What is your beauty and health regimen on a normal day?

The basic requirement of keeping yourself healthy is to think positive. It might sound a bit philosophical, but it’s the best medicine. You also need to pay heed to your physical regime. I do yoga every day; I am not into hardcore gymming but Esha taught me a few modern techniques, which I do once or twice a week. After my accident, I had to go easy on my workouts; but slowly and steadily, I got back to my normal routine. Food is one of the most important aspects of health. I am a pure vegetarian and don’t indulge in partying and late-night socialising. Early to bed and early to rise is my mantra. Above all, dance keeps me going. That’s the secret of my fitness. I drink a lot of water, juices, milkshakes when I am campaigning. I prefer fruits to junk food.

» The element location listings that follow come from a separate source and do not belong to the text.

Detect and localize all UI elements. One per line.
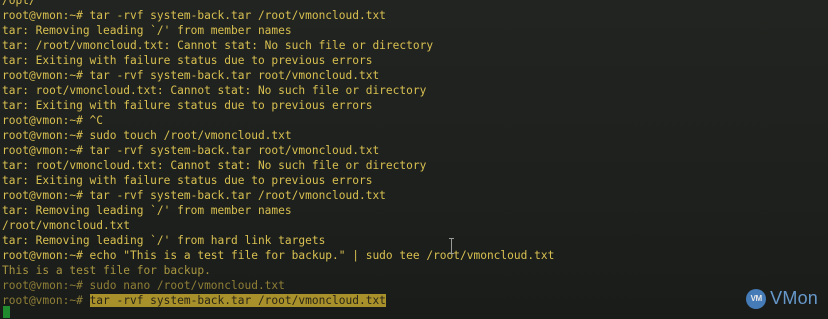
watermark-text: VMon — [770, 288, 818, 308]
terminal-line: root@vmon:~# tar -rvf system-back.tar ro… — [2, 144, 380, 157]
text-cursor-icon — [448, 238, 456, 254]
vmon-watermark: VM VMon — [746, 288, 818, 309]
terminal-line: tar: Removing leading `/' from member na… — [2, 24, 292, 37]
terminal-line: This is a test file for backup. — [2, 264, 211, 277]
prompt-text: root@vmon:~# — [2, 294, 90, 307]
vmon-logo-icon: VM — [746, 288, 767, 309]
terminal-line: tar: Exiting with failure status due to … — [2, 99, 373, 112]
terminal-line: root@vmon:~# echo "This is a test file f… — [2, 249, 555, 262]
terminal-line: tar: Exiting with failure status due to … — [2, 54, 373, 67]
terminal-line: root@vmon:~# tar -rvf system-back.tar /r… — [2, 9, 386, 22]
terminal-output: /opt/ root@vmon:~# tar -rvf system-back.… — [2, 0, 828, 308]
terminal-line: tar: root/vmoncloud.txt: Cannot stat: No… — [2, 159, 427, 172]
terminal-line: /root/vmoncloud.txt — [2, 219, 130, 232]
terminal-line: root@vmon:~# sudo touch /root/vmoncloud.… — [2, 129, 292, 142]
terminal-line: root@vmon:~# ^C — [2, 114, 104, 127]
terminal-cursor — [3, 306, 10, 318]
terminal-window[interactable]: /opt/ root@vmon:~# tar -rvf system-back.… — [0, 0, 828, 319]
terminal-line: root@vmon:~# tar -rvf system-back.tar /r… — [2, 189, 386, 202]
terminal-line: /opt/ — [2, 0, 36, 7]
terminal-line: root@vmon:~# tar -rvf system-back.tar ro… — [2, 69, 380, 82]
terminal-line: tar: Exiting with failure status due to … — [2, 174, 373, 187]
terminal-line: root@vmon:~# sudo nano /root/vmoncloud.t… — [2, 279, 285, 292]
terminal-line: tar: root/vmoncloud.txt: Cannot stat: No… — [2, 84, 427, 97]
terminal-line: tar: /root/vmoncloud.txt: Cannot stat: N… — [2, 39, 434, 52]
terminal-line: tar: Removing leading `/' from hard link… — [2, 234, 326, 247]
terminal-prompt-line: root@vmon:~# tar -rvf system-back.tar /r… — [2, 293, 828, 308]
selected-command-text[interactable]: tar -rvf system-back.tar /root/vmoncloud… — [89, 294, 386, 307]
terminal-line: tar: Removing leading `/' from member na… — [2, 204, 292, 217]
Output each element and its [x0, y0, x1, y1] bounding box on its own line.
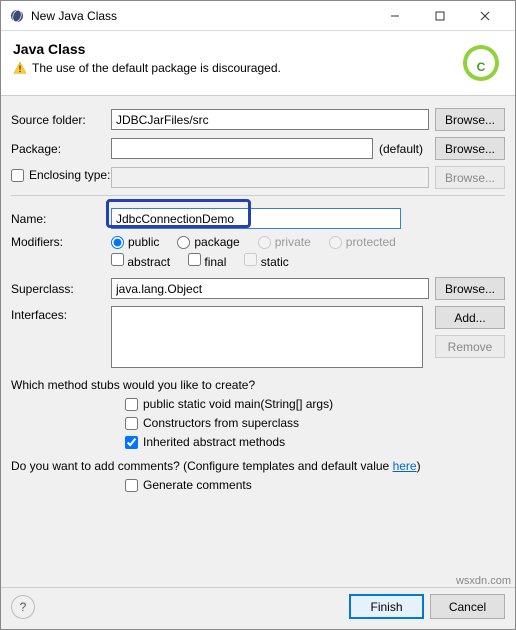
- finish-button[interactable]: Finish: [349, 594, 424, 619]
- modifier-private: private: [258, 235, 311, 249]
- enclosing-type-checkbox[interactable]: [11, 169, 24, 182]
- stub-constructors[interactable]: Constructors from superclass: [125, 416, 505, 430]
- configure-templates-link[interactable]: here: [393, 459, 417, 473]
- minimize-button[interactable]: [372, 1, 417, 31]
- add-interface-button[interactable]: Add...: [435, 306, 505, 329]
- window-title: New Java Class: [31, 9, 117, 23]
- browse-superclass-button[interactable]: Browse...: [435, 277, 505, 300]
- generate-comments[interactable]: Generate comments: [125, 478, 505, 492]
- java-class-icon: C: [459, 41, 503, 85]
- name-input[interactable]: [111, 208, 401, 229]
- interfaces-label: Interfaces:: [11, 306, 111, 322]
- dialog-footer: ? Finish Cancel: [1, 588, 515, 629]
- svg-text:C: C: [477, 60, 486, 74]
- warning-icon: [13, 61, 27, 75]
- modifier-protected: protected: [329, 235, 396, 249]
- modifier-package[interactable]: package: [177, 235, 239, 249]
- stubs-question: Which method stubs would you like to cre…: [11, 378, 505, 392]
- browse-package-button[interactable]: Browse...: [435, 137, 505, 160]
- superclass-label: Superclass:: [11, 282, 111, 296]
- modifier-static: static: [244, 253, 288, 269]
- modifier-public[interactable]: public: [111, 235, 159, 249]
- browse-source-button[interactable]: Browse...: [435, 108, 505, 131]
- interfaces-list[interactable]: [111, 306, 423, 368]
- comments-question: Do you want to add comments? (Configure …: [11, 459, 505, 473]
- modifier-abstract[interactable]: abstract: [111, 253, 170, 269]
- source-folder-input[interactable]: [111, 109, 429, 130]
- superclass-input[interactable]: [111, 278, 429, 299]
- package-label: Package:: [11, 142, 111, 156]
- maximize-button[interactable]: [417, 1, 462, 31]
- package-input[interactable]: [111, 138, 373, 159]
- source-folder-label: Source folder:: [11, 113, 111, 127]
- package-default-text: (default): [379, 142, 423, 156]
- stub-inherited[interactable]: Inherited abstract methods: [125, 435, 505, 449]
- remove-interface-button: Remove: [435, 335, 505, 358]
- modifier-final[interactable]: final: [188, 253, 226, 269]
- close-button[interactable]: [462, 1, 507, 31]
- stub-main[interactable]: public static void main(String[] args): [125, 397, 505, 411]
- watermark: wsxdn.com: [456, 575, 511, 587]
- browse-enclosing-button: Browse...: [435, 166, 505, 189]
- cancel-button[interactable]: Cancel: [430, 594, 505, 619]
- dialog-header: Java Class The use of the default packag…: [1, 31, 515, 96]
- help-button[interactable]: ?: [11, 595, 35, 619]
- name-label: Name:: [11, 212, 111, 226]
- eclipse-icon: [9, 8, 25, 24]
- modifiers-label: Modifiers:: [11, 235, 111, 249]
- warning-text: The use of the default package is discou…: [32, 61, 281, 75]
- enclosing-type-check-label[interactable]: Enclosing type:: [11, 168, 111, 182]
- enclosing-type-input: [111, 167, 429, 188]
- titlebar: New Java Class: [1, 1, 515, 31]
- page-title: Java Class: [13, 41, 459, 57]
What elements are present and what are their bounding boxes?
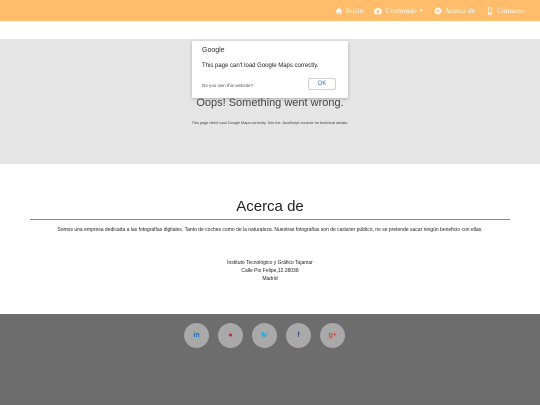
nav-item-acerca[interactable]: Acerca de xyxy=(434,6,475,15)
linkedin-icon[interactable]: in xyxy=(184,323,209,348)
pinterest-glyph: ● xyxy=(228,332,233,339)
nav-label-acerca: Acerca de xyxy=(444,6,475,15)
maps-error-message: This page can't load Google Maps correct… xyxy=(202,63,319,69)
googleplus-icon[interactable]: g+ xyxy=(320,323,345,348)
pinterest-icon[interactable]: ● xyxy=(218,323,243,348)
nav-item-inicio[interactable]: Inicio xyxy=(335,6,364,15)
google-brand: Google xyxy=(202,47,225,54)
maps-error-dialog: Google This page can't load Google Maps … xyxy=(192,41,348,98)
nav-item-contacto[interactable]: Contacto xyxy=(486,6,524,15)
about-divider xyxy=(30,219,510,220)
camera-icon xyxy=(374,7,383,14)
ok-button[interactable]: OK xyxy=(308,78,336,90)
top-navbar: Inicio Contenido ▾ Acerca de Contacto xyxy=(0,0,540,21)
linkedin-glyph: in xyxy=(193,332,200,339)
facebook-glyph: f xyxy=(297,332,300,339)
own-website-link[interactable]: Do you own this website? xyxy=(202,83,253,88)
oops-subtitle: This page didn't load Google Maps correc… xyxy=(191,121,349,125)
home-icon xyxy=(335,7,343,14)
address-line: Calle Pio Felipe,12.28038 xyxy=(241,268,299,274)
phone-icon xyxy=(487,6,492,15)
nav-item-contenido[interactable]: Contenido ▾ xyxy=(374,6,423,15)
nav-label-contacto: Contacto xyxy=(496,6,524,15)
address-block: Instituto Tecnológico y Gráfico Tajamar … xyxy=(0,259,540,283)
social-links: in ● 🐦 f g+ xyxy=(184,323,345,348)
nav-label-inicio: Inicio xyxy=(345,6,364,15)
oops-title: Oops! Something went wrong. xyxy=(196,97,344,109)
googleplus-glyph: g+ xyxy=(328,332,337,339)
twitter-glyph: 🐦 xyxy=(260,332,269,339)
address-line: Instituto Tecnológico y Gráfico Tajamar xyxy=(227,260,313,266)
facebook-icon[interactable]: f xyxy=(286,323,311,348)
nav-menu: Inicio Contenido ▾ Acerca de Contacto xyxy=(335,0,524,21)
about-description: Somos una empresa dedicada a las fotogra… xyxy=(57,227,483,233)
eye-icon xyxy=(434,7,442,14)
nav-label-contenido: Contenido xyxy=(385,6,417,15)
map-container: Google This page can't load Google Maps … xyxy=(0,39,540,164)
twitter-icon[interactable]: 🐦 xyxy=(252,323,277,348)
footer: in ● 🐦 f g+ xyxy=(0,314,540,405)
about-title: Acerca de xyxy=(236,198,304,215)
address-line: Madrid xyxy=(262,276,278,282)
chevron-down-icon: ▾ xyxy=(419,8,423,14)
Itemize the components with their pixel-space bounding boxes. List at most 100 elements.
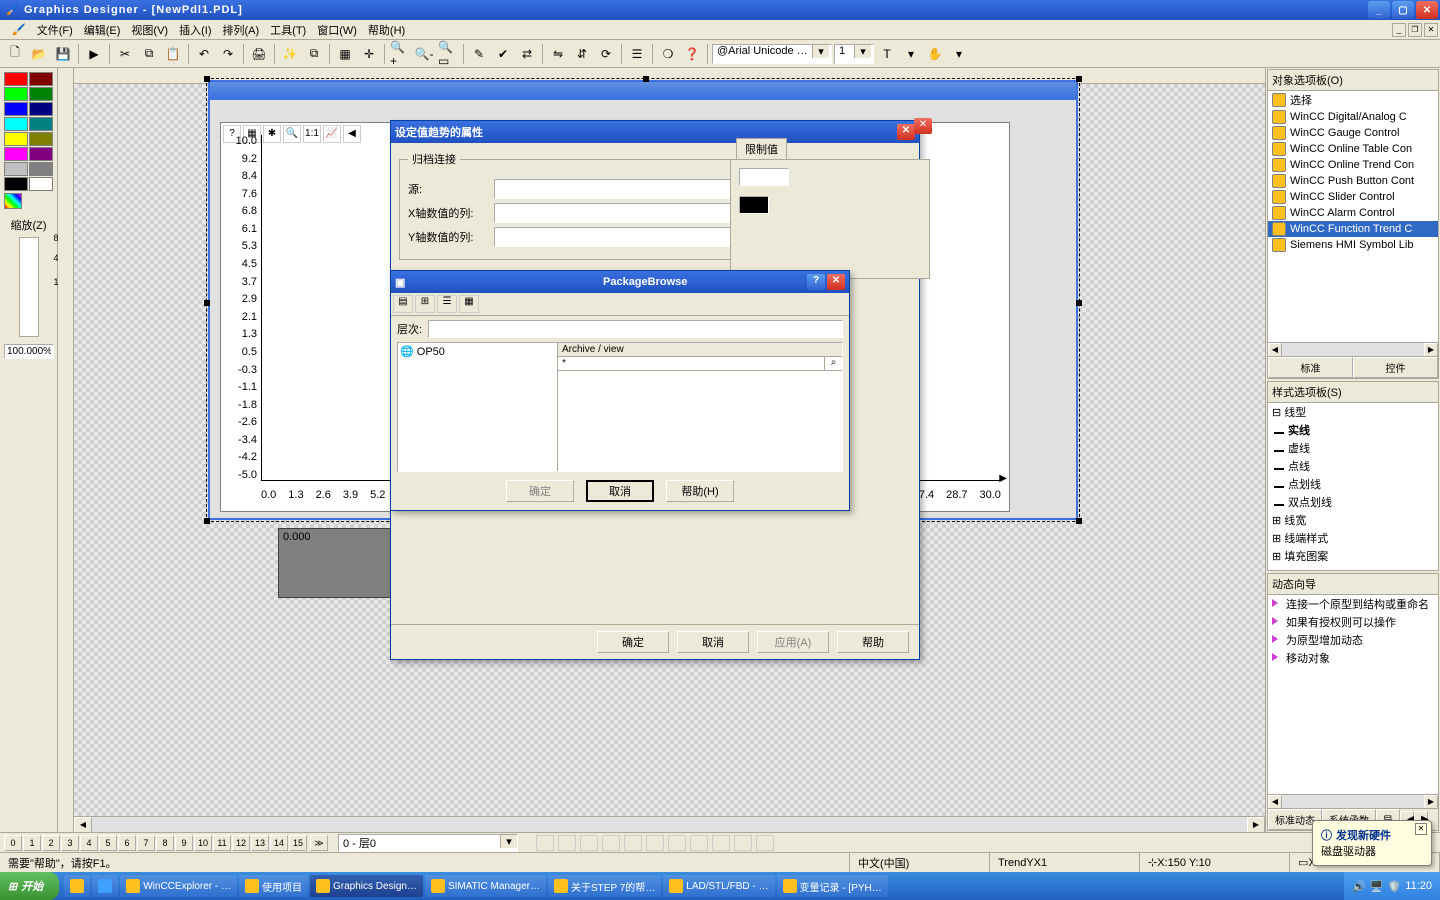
- style-group-linetype[interactable]: ⊟ 线型: [1268, 403, 1438, 421]
- color-swatch[interactable]: [4, 72, 28, 86]
- flip-v-icon[interactable]: ⇵: [571, 43, 593, 65]
- taskbar-item[interactable]: 关于STEP 7的帮…: [548, 875, 661, 897]
- pkg-filter-input[interactable]: [558, 357, 824, 370]
- layer-more-button[interactable]: ≫: [310, 835, 328, 851]
- pkg-tree[interactable]: 🌐 OP50: [398, 343, 558, 471]
- dyn-item[interactable]: 为原型增加动态: [1268, 631, 1438, 649]
- copy-icon[interactable]: ⧉: [138, 43, 160, 65]
- save-icon[interactable]: 💾: [52, 43, 74, 65]
- cut-icon[interactable]: ✂: [114, 43, 136, 65]
- grid-icon[interactable]: ▦: [334, 43, 356, 65]
- highlight-icon[interactable]: ✨: [279, 43, 301, 65]
- color-swatch[interactable]: [4, 117, 28, 131]
- align-top-icon[interactable]: [602, 835, 620, 851]
- pkg-tree-item[interactable]: 🌐 OP50: [400, 345, 555, 358]
- layer-button[interactable]: 14: [270, 835, 288, 851]
- print-icon[interactable]: 🖨: [248, 43, 270, 65]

What is your fondest childhood memory?

I had a very ordinary childhood and never got an opportunity for mischief. But I fondly remember when I was growing up in Delhi, my friend Dillo (Nandita), who was a Krishna devotee too, and I would visit Birla Mandir and spend time with Lord Krishna.

It seems you harbour a secret love for painting….

Yes, I love to paint, but I barely get time these days. I like to paint nature, God’s most beautiful creation.